Its where geniuses and undercover fire-fighters alike converge to refuel for the busy nights ahead of them.

Give me one good reason why Hero Certified Burgers is not the single most amazing product/brand on the face of the entire universe.
When was the last time you had your hamburger sent to your table in a fast food restaurant? Not even Wendy's does that anymore!!!
When was the last time you had jalepenos or creole mustard on a 9oz burger with peameal bacon and cheddar cheese with red onions and a signature sauce?
When was the last time you weren't eating faeces in KFC and you got a free refillable fountain drink?
When was the last time you heard a debate about Ignatieff vs. Harper in a burger joint?
I'm writing this frantically as I process my sugar rush IN HERO CERTIFIED BURGERS.
That's right, they have wi-fi.


It boggles the mind to accept a reality where Hero Certified Burgers is not the president of the United Sates of America, fuck it, the world

What's worse is that there's probably a pretty good chance you don't even know what Hero Certified Burgers is, or you've never had it.

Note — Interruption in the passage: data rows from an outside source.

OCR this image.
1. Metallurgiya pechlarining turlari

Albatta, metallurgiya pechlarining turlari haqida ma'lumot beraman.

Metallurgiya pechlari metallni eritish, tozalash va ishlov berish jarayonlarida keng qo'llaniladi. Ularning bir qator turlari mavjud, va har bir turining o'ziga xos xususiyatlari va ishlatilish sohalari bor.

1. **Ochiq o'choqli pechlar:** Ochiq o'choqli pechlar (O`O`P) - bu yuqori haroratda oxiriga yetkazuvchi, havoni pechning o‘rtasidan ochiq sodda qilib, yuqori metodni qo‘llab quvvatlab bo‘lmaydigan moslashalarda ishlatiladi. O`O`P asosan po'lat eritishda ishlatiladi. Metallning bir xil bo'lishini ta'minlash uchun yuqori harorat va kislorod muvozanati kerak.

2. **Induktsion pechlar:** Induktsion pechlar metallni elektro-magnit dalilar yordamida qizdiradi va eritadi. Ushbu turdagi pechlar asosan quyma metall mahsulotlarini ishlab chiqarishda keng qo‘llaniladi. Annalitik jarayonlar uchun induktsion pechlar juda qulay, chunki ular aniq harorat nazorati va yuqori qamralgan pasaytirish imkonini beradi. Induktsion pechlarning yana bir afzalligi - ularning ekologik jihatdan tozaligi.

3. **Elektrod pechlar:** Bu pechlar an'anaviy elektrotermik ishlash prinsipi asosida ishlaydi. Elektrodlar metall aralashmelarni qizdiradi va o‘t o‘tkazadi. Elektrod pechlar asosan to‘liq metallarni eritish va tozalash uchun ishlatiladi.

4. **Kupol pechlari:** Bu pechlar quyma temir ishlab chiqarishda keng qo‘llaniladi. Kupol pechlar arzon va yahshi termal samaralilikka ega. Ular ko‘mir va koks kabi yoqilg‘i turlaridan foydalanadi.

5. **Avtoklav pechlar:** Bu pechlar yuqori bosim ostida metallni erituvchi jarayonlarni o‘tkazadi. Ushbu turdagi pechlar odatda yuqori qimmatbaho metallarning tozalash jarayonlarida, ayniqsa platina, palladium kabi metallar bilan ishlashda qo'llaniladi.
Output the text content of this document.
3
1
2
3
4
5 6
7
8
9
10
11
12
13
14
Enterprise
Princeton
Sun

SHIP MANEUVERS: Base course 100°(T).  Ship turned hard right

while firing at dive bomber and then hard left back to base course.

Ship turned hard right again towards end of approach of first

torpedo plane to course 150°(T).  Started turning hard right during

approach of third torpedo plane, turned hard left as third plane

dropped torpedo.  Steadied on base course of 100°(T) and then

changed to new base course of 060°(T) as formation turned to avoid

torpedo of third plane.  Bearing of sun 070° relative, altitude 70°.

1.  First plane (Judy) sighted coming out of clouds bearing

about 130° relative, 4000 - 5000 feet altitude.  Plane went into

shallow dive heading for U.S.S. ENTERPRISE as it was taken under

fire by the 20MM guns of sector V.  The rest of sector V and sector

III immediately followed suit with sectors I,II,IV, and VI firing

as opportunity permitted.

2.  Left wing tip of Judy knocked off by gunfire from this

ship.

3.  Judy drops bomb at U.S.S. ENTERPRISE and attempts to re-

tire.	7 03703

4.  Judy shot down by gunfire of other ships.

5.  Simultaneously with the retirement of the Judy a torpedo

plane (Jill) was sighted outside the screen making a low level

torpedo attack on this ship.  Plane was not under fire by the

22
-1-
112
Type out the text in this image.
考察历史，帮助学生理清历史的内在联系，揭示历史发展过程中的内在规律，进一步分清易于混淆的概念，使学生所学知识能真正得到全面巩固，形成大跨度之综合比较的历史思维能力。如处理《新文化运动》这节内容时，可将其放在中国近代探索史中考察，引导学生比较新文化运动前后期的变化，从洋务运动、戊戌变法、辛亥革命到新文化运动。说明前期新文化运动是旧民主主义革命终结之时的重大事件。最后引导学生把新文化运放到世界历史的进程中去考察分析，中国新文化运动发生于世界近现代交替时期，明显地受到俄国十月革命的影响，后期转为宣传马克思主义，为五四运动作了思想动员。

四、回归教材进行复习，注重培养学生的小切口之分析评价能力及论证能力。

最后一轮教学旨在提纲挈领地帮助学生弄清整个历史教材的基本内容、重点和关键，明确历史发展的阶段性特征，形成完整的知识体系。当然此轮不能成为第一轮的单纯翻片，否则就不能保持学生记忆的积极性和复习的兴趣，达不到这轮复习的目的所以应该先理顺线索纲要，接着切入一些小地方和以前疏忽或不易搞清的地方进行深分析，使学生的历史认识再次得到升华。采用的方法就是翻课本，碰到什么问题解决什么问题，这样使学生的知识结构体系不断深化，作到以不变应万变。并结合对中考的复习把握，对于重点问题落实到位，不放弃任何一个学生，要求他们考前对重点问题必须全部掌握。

That is really what makes it hard for me to wake up in the morning. 
Or you're the kind of person that thinks burger culture is domineering and misogynistic.
Talk shit now you pinko-commie-vegan cultural liability.
And for the record, my burger actually looked exactly like one above.

Now I'm gonna finish my fries and watch Pimp my Ride on the TV just above me.

zzzzztttt zzzzzztttt,

Kid Vincent


Rusi said...

Hero burgers are the shit. I used to be all about the avacodo spread. That was until I had some of the hero sauce.